El Alamein is located about 150 miles northwest of Cairo. By the summer of 1942, the Allies were in trouble throughout Europe. An attack on Russia named Operation Barbarossa had pushed the Russians back; U-boats were having a major effect on Britain in the Battle of the Atlantic and western Europe seemed to be fully in the control of the Germans.
Hence the war in the desert of North Africa was pivotal. If the Afrika Korps got to the Suez Canal, the ability of the Allies to supply themselves would be severely limited. The only alternate supply route would be by way of South Africa, which was not only longer but a lot more dangerous due to the vagaries of the weather. The psychological blow of losing the Suez and losing in North Africa would have been incalculable, especially considering that Germany would have had almost unlimited access to the oil reserves of the Middle East.
Therefore, El Alamein was a last stand for the Allies in North Africa. To the north of this apparently unremarkable town was the Mediterranean Sea and to the south was the Qattara Depression. El Alamein was a bottleneck that forced Rommel away from his favored form of attack, sweeping into the enemy from the rear. Rommel was a well respected general in the ranks of the Allies. The Allied commander at the time, Claude Auchinleck, did not command the same respect among his own men.
In August 1942, Winston Churchill was desperate for a victory as he believed that morale was being sapped from the Britain people.
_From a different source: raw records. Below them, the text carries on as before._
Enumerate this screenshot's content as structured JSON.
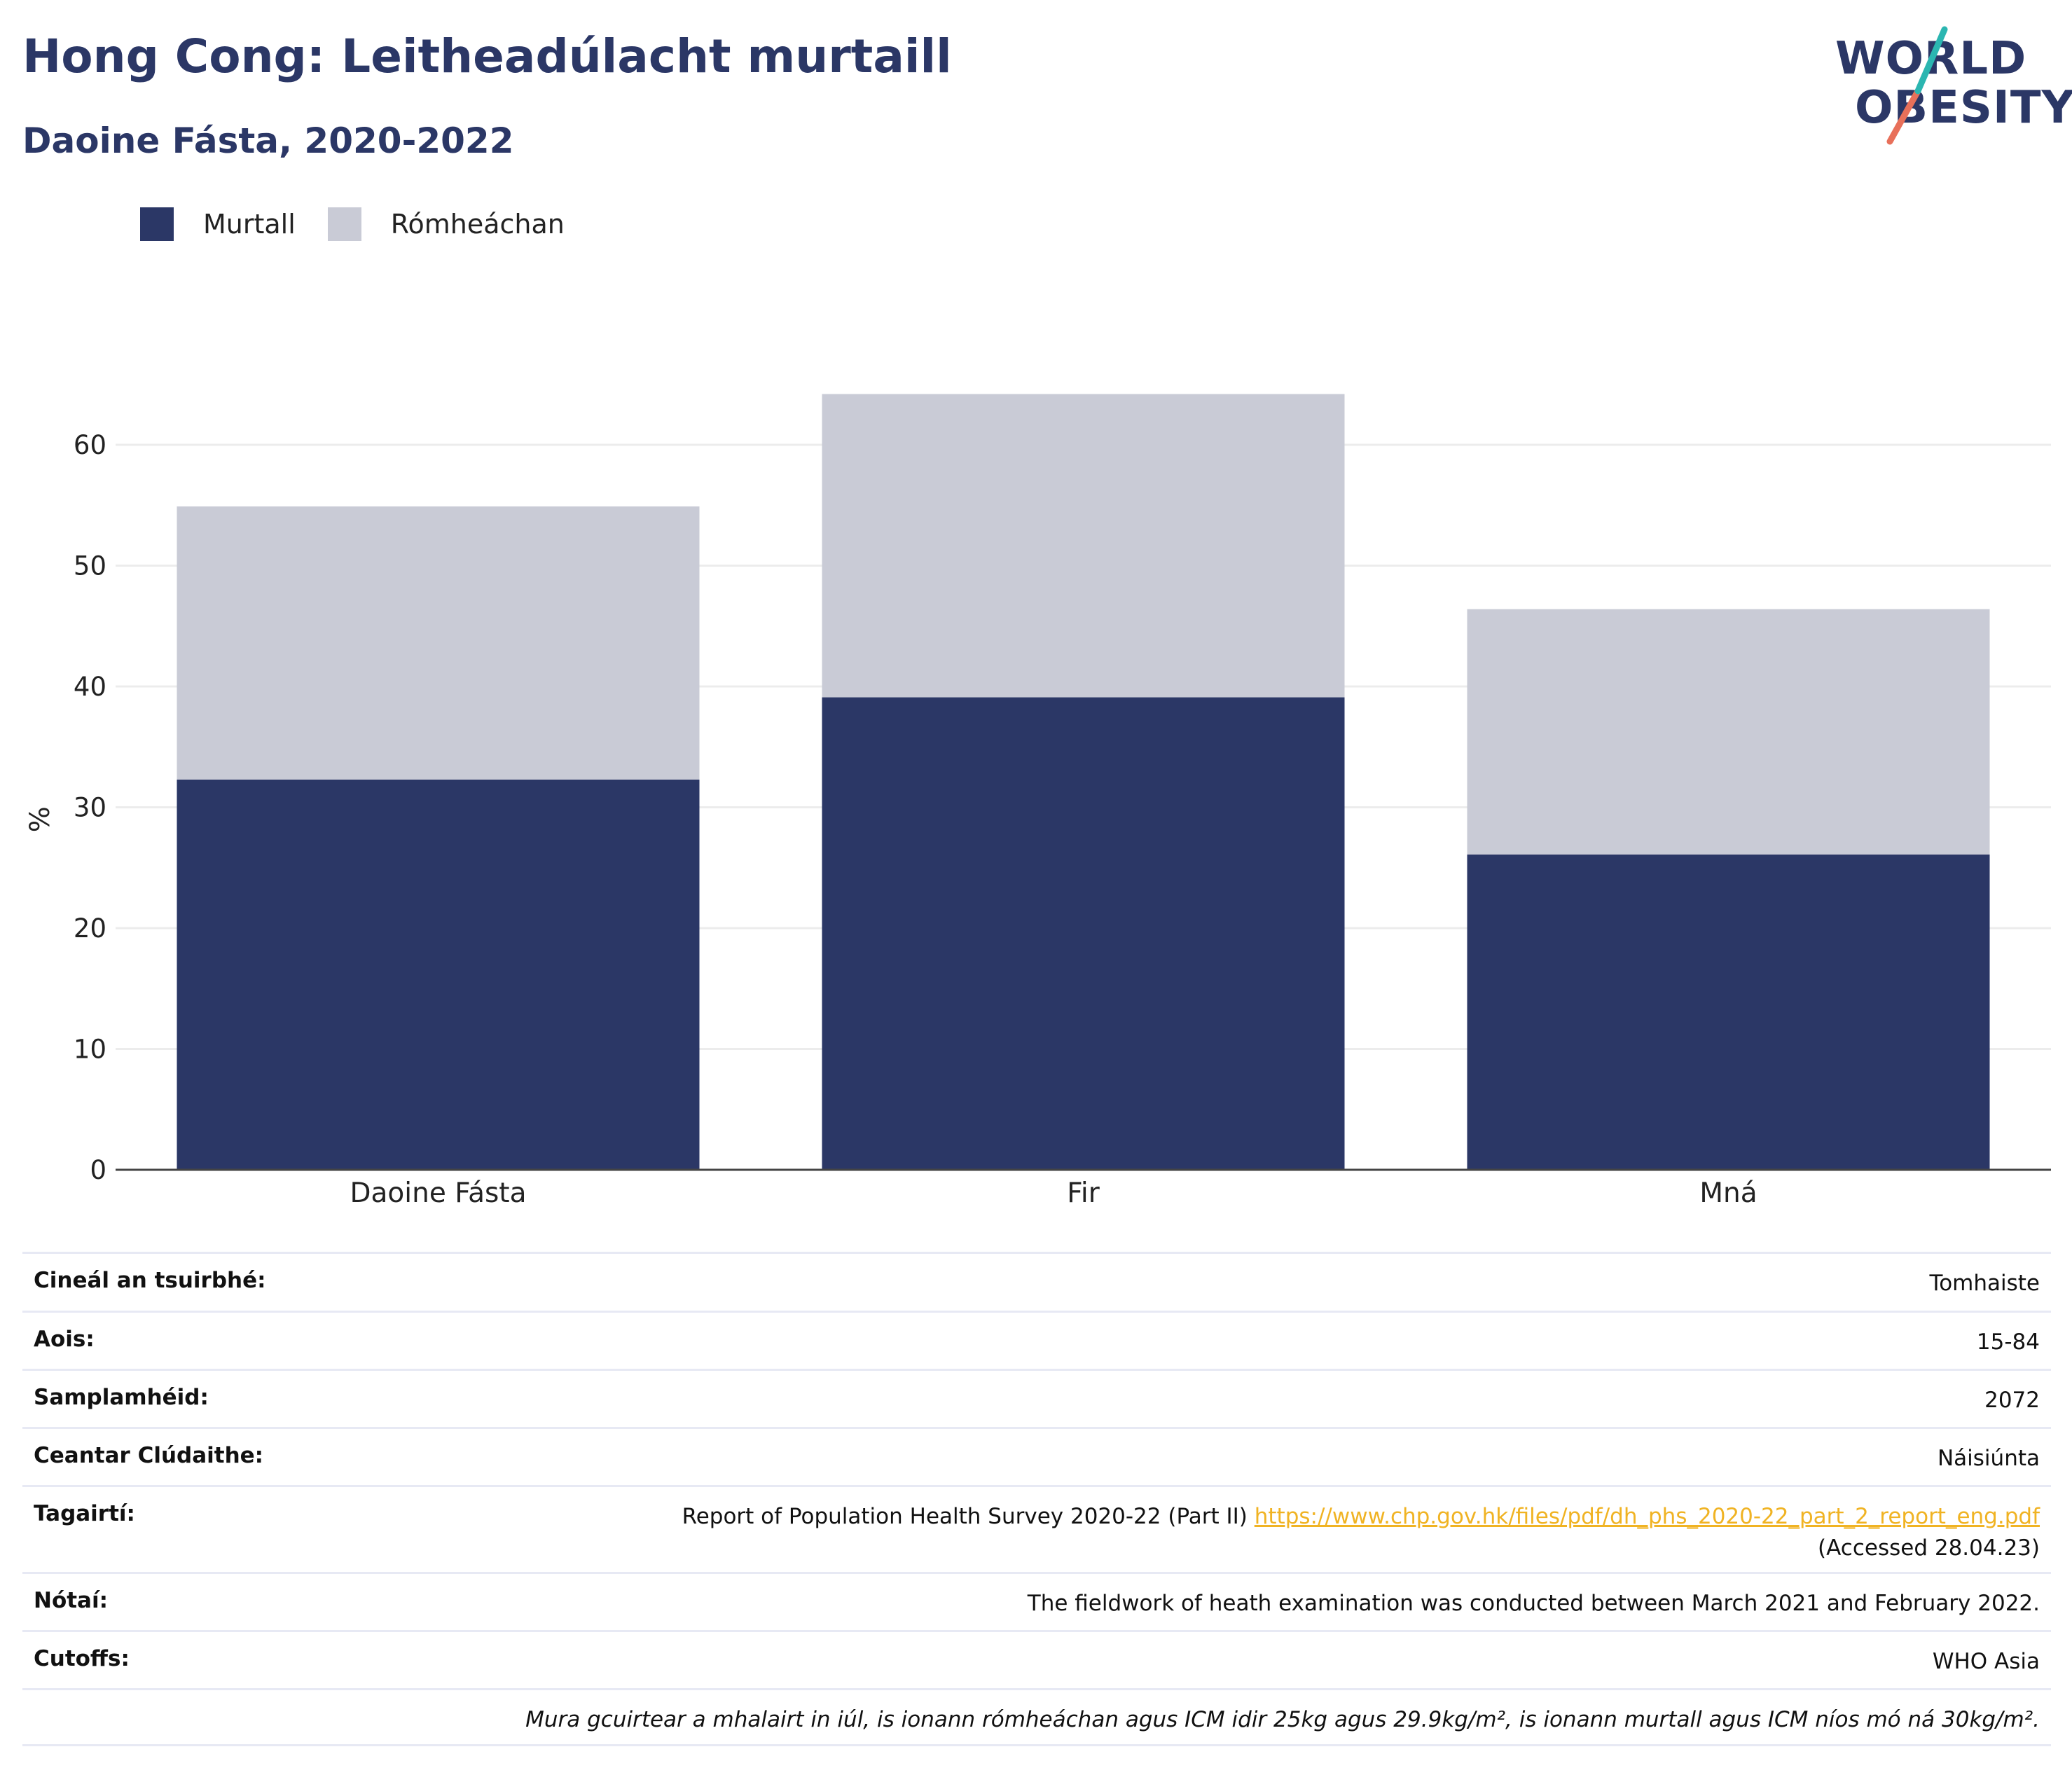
{
  "title": "Hong Cong: Leitheadúlacht murtaill",
  "subtitle": "Daoine Fásta, 2020-2022",
  "logo": {
    "line1": "WORLD",
    "line2": "OBESITY"
  },
  "colors": {
    "obesity": "#2b3766",
    "overweight": "#c9cbd6",
    "title": "#2b3766",
    "link": "#f0b323",
    "logo_teal": "#2bb6b1",
    "logo_coral": "#e8705a"
  },
  "legend": {
    "series1": "Murtall",
    "series2": "Rómheáchan"
  },
  "chart_data": {
    "type": "bar",
    "stacked": true,
    "categories": [
      "Daoine Fásta",
      "Fir",
      "Mná"
    ],
    "series": [
      {
        "name": "Murtall",
        "values": [
          32.3,
          39.1,
          26.1
        ]
      },
      {
        "name": "Rómheáchan",
        "values": [
          22.6,
          25.1,
          20.3
        ]
      }
    ],
    "ylabel": "%",
    "ylim": [
      0,
      70
    ],
    "yticks": [
      "0",
      "10",
      "20",
      "30",
      "40",
      "50",
      "60"
    ],
    "grid": true,
    "legend_position": "top-left"
  },
  "table": {
    "survey_type": {
      "label": "Cineál an tsuirbhé:",
      "value": "Tomhaiste"
    },
    "age": {
      "label": "Aois:",
      "value": "15-84"
    },
    "sample": {
      "label": "Samplamhéid:",
      "value": "2072"
    },
    "coverage": {
      "label": "Ceantar Clúdaithe:",
      "value": "Náisiúnta"
    },
    "references": {
      "label": "Tagairtí:",
      "text": "Report of Population Health Survey 2020-22 (Part II)",
      "link": "https://www.chp.gov.hk/files/pdf/dh_phs_2020-22_part_2_report_eng.pdf",
      "accessed": "(Accessed 28.04.23)"
    },
    "notes": {
      "label": "Nótaí:",
      "value": "The fieldwork of heath examination was conducted between March 2021 and February 2022."
    },
    "cutoffs": {
      "label": "Cutoffs:",
      "value": "WHO Asia"
    },
    "footnote": "Mura gcuirtear a mhalairt in iúl, is ionann rómheáchan agus ICM idir 25kg agus 29.9kg/m², is ionann murtall agus ICM níos mó ná 30kg/m²."
  }
}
Churchill, despite his status, even faced the prospect of a vote of no confidence in the House of Commons if there were no forthcoming victories. He therefore fired Auchinleck and replaced him with Bernard Montgomery, who had much more respect from his men. “Monty” was described as “as quick as a ferret and about as likeable.” But above all else, he knew that he needed to hold El Alamein anyway possible.
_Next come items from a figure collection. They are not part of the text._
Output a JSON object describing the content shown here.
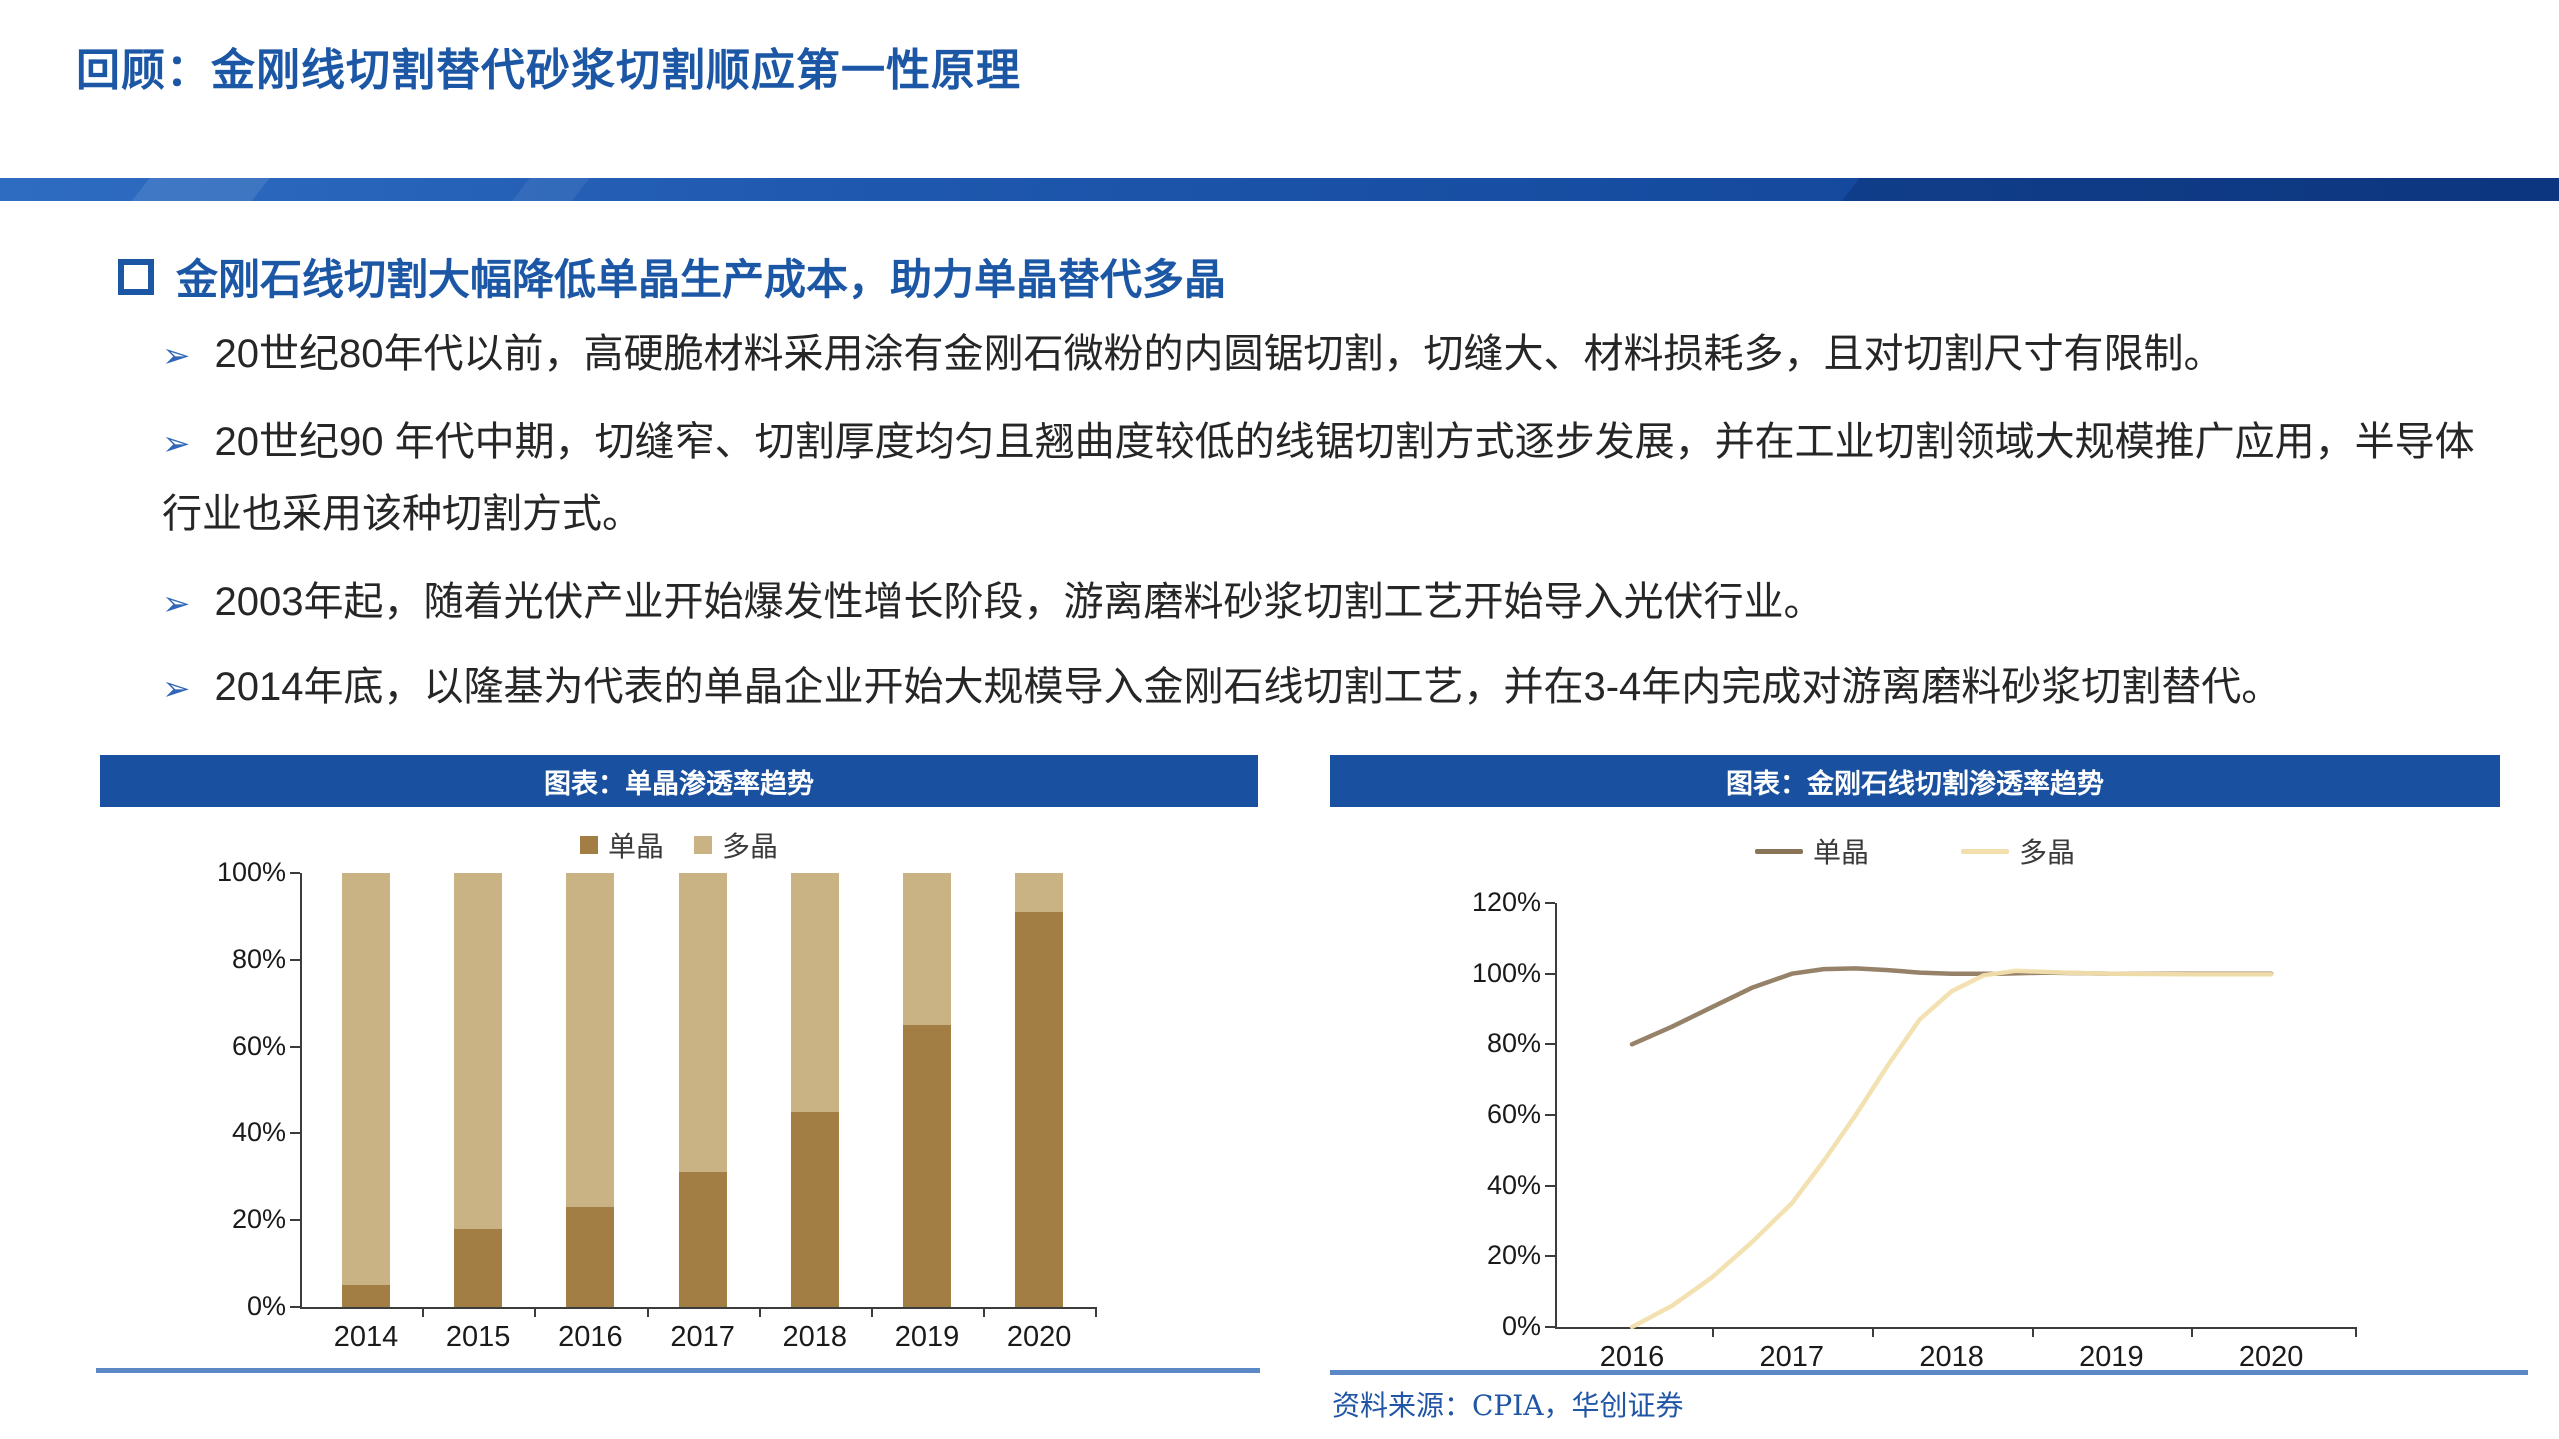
{
  "slide": {
    "title": "回顾：金刚线切割替代砂浆切割顺应第一性原理",
    "section_heading": "金刚石线切割大幅降低单晶生产成本，助力单晶替代多晶",
    "bullets": [
      "20世纪80年代以前，高硬脆材料采用涂有金刚石微粉的内圆锯切割，切缝大、材料损耗多，且对切割尺寸有限制。",
      "20世纪90 年代中期，切缝窄、切割厚度均匀且翘曲度较低的线锯切割方式逐步发展，并在工业切割领域大规模推广应用，半导体行业也采用该种切割方式。",
      "2003年起，随着光伏产业开始爆发性增长阶段，游离磨料砂浆切割工艺开始导入光伏行业。",
      "2014年底，以隆基为代表的单晶企业开始大规模导入金刚石线切割工艺，并在3-4年内完成对游离磨料砂浆切割替代。"
    ],
    "bullet_marker": "➢",
    "source_note": "资料来源：CPIA，华创证券"
  },
  "colors": {
    "accent_blue": "#1C57A5",
    "chart_header_blue": "#19509F",
    "underline_blue": "#5C88C6",
    "mono_bar": "#A27E44",
    "poly_bar": "#C9B284",
    "mono_line": "#8A7458",
    "poly_line": "#F2DFAD",
    "axis": "#3C3C3C"
  },
  "chart_data": [
    {
      "type": "bar",
      "subtype": "stacked",
      "title": "图表：单晶渗透率趋势",
      "categories": [
        "2014",
        "2015",
        "2016",
        "2017",
        "2018",
        "2019",
        "2020"
      ],
      "series": [
        {
          "name": "单晶",
          "values": [
            5,
            18,
            23,
            31,
            45,
            65,
            91
          ]
        },
        {
          "name": "多晶",
          "values": [
            95,
            82,
            77,
            69,
            55,
            35,
            9
          ]
        }
      ],
      "y_ticks": [
        "0%",
        "20%",
        "40%",
        "60%",
        "80%",
        "100%"
      ],
      "ylim": [
        0,
        100
      ],
      "legend_position": "top",
      "grid": false
    },
    {
      "type": "line",
      "title": "图表：金刚石线切割渗透率趋势",
      "x_ticks": [
        "2016",
        "2017",
        "2018",
        "2019",
        "2020"
      ],
      "y_ticks": [
        "0%",
        "20%",
        "40%",
        "60%",
        "80%",
        "100%",
        "120%"
      ],
      "ylim": [
        0,
        120
      ],
      "xlim": [
        2016,
        2020
      ],
      "legend_position": "top",
      "grid": false,
      "series": [
        {
          "name": "单晶",
          "points": [
            [
              2016,
              80
            ],
            [
              2016.25,
              85
            ],
            [
              2016.5,
              90.5
            ],
            [
              2016.75,
              96
            ],
            [
              2017,
              100
            ],
            [
              2017.2,
              101.3
            ],
            [
              2017.4,
              101.5
            ],
            [
              2017.6,
              101
            ],
            [
              2017.8,
              100.3
            ],
            [
              2018,
              100
            ],
            [
              2018.3,
              100
            ],
            [
              2018.6,
              100.3
            ],
            [
              2019,
              100
            ],
            [
              2019.5,
              100
            ],
            [
              2020,
              100
            ]
          ]
        },
        {
          "name": "多晶",
          "points": [
            [
              2016,
              0
            ],
            [
              2016.25,
              6
            ],
            [
              2016.5,
              14
            ],
            [
              2016.75,
              24
            ],
            [
              2017,
              35
            ],
            [
              2017.2,
              47
            ],
            [
              2017.4,
              60
            ],
            [
              2017.6,
              74
            ],
            [
              2017.8,
              87
            ],
            [
              2018,
              95
            ],
            [
              2018.2,
              99.5
            ],
            [
              2018.4,
              100.8
            ],
            [
              2018.7,
              100.3
            ],
            [
              2019,
              100
            ],
            [
              2019.5,
              99.8
            ],
            [
              2020,
              99.8
            ]
          ]
        }
      ]
    }
  ]
}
Rommel planned to hit the Allies in the south. Montgomery guessed that this would be the Rommal’s move. It was the same tactic that Rommel had used before in the first Battle of El Alamein and he was also aided by British Intelligence who had got hold of Rommel’s battle plan and deciphered it. Therefore Monty knew not only Rommel’s plan but also the route of his supply lines. By August 1942, only 33% of what Rommel needed was getting through to him. Rommel was also acutely aware that while he was being starved of supplies, the Allies were getting vast amounts through as they still controlled the Suez and were dominant in the Mediterranean. To resolve what could only become a more difficult situation, Rommel decided to attack quickly, even if he was not well equipped.
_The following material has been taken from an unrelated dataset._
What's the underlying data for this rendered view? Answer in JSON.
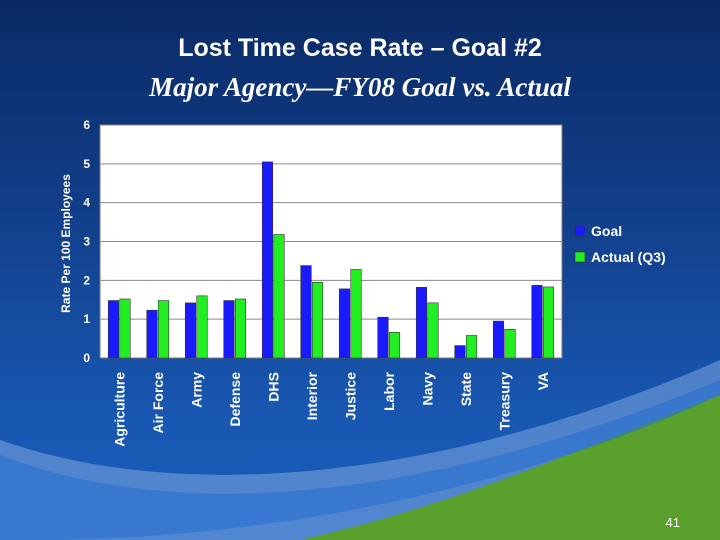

However, by the end of August 1942, Montgomery was also ready for battle. He knew that Rommel was very short of fuel and that the Germans could not sustain a long campaign. Legend has it that when Rommel started his offensive, Montgomery was asleep. When he was woken from his sleep to be told the news, it is said that he replied “excellent, excellent” and went back to sleep again.
The Allies had placed a huge number of land mines south of El Alamein at Alam Halfa. German Panzer tanks suffered considerable damage from these and the rest were held up and became sitting targets for Allied fighter planes that could easily pick off tank after tank. Rommel’s attack started badly and it seemed as if his Afrika Korps would be wiped out. But he ordered his tanks north and he was then helped out by nature. A sandstorm blew up which gave his tanks much needed cover from marauding British fighters. However, once the sandstorm cleared, Rommel’s forces were once pounded by Allied bombers. Rommel had no choice but to retreat. He fully expected Montgomerys Eighth Army to follow him as this was standard military procedure, but that was not to happen. Monty was not ready for an offensive and he ordered his men to stay put while they held a decisive defensive line.